The V&A Waterfront, which attracts roughly 24 million visitors each year, is South Africa’s most-visited destination. This is hardly surprising when you think about how much it has to offer!
While it is still technically a working harbour – you’ll no doubt catch a glimpse of fishing boats and container ships – the V&A Waterfront is more frequently thought of as a shopping destination. Covering 123 hectares (think: 180 rugby fields), the V&A Waterfront is divided up into five shopping districts: Victoria Wharf, the Watershed, The Alfred Mall and Pierhead, The Clock Tower, and Breakwater Point. With more than 450 stores, you’ll find everything from local designers to big international brands. For crafts and local talent, make sure you pop into the Watershed, and, if it’s art or jewellery you’re after, head over to The Alfred Mall and Pierhead.

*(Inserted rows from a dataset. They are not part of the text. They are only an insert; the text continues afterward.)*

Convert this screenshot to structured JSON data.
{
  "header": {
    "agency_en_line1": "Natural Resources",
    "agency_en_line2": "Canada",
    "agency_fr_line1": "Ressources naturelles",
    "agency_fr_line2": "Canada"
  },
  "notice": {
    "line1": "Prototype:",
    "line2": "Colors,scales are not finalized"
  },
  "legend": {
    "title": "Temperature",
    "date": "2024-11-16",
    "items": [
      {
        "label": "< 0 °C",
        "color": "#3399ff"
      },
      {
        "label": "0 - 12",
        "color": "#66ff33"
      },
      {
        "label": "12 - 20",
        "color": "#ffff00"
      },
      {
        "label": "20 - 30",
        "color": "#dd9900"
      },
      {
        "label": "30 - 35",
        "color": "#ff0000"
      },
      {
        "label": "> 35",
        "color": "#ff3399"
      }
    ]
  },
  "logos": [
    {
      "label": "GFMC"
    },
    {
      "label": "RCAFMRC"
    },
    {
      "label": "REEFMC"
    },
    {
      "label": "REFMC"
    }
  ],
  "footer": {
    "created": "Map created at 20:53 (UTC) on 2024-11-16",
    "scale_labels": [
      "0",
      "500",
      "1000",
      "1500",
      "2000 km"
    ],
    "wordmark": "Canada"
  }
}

All that shopping is likely to work up an appetite, and the myriad restaurants, coffee shops and fast-food outlets will keep you fuelled. Of course, some of the restaurants and bars are reason enough to visit the V&A Waterfront. The majority of the restaurants at the V&A Waterfront have excellent views of the harbour, and those that don’t – such as Willoughby & Co – make up for it with top-notch food. (Really, the sushi is hard to beat!) If you after something a little more relaxed, head over to the V&A Food Market where you’ll find regional delicacies, artisanal breads and cheeses, craft beers, vegan treats, and biltong. It’s foodie heaven! If it’s a hot day – or even if it’s not – make sure you swing by The Creamery for a scoop of the best ice-cream in town.
For sundowners, you’ll want to try the Grand Café & Beach or the trendy Shimmy Beach Club, where the beautiful views vie with the gorgeous patrons for your attention. Bascule Bar at the Cape Grace hotel offers a sophisticated whisky-tasting experience, and Belthezar on Victoria Wharf reputedly has the widest selection of wine by the glass in the world!
The V&A Waterfront isn’t all about rampant materialism and hedonistic pleasures (although the number of world-class spas would suggest otherwise); there is also a little something for the history buffs. The waterfront is named after Prince Alfred, who began construction on the harbour in 1860, and his mother Queen Victoria. The V&A Waterfront encompasses 22 landmarks, including the Chavonnes Battery Museum, which dates back to 1725 and is the harbour’s oldest heritage site. You can opt to do a self-guided walking historical tour, which starts at the Information Centre, or you can take the 90-minute guided tour that departs daily from the Chavonnes Battery Museum at 11am and 2pm.
Check out the infamous Breakwater Prison (dating back to 1860), the Robinson Dry Dock (one of the oldest operating dry docks in the world) or brush up on your marine history at the Iziko Maritime Centre. For something a little more recent, visit Nobel Square, which boasts bronze sculptures of South Africa’s Nobel Peace Prize winners, or the Springbok Experience Rugby Museum, which immerses you in the history of the boys in green and gold.
For the kiddies, there’s the Two Oceans Aquarium, where you’ll find a penguin exhibit, a predator tank, and a mystical kelp forest. Your little ones will also love The Scratch Patch, where they can pick out their favourite gemstones, and the 18-hole putt-putt course next door. Before you head home, treat your inner child (or your actual kids) to a ride in the Cape Wheel – the views of the city are spectacular!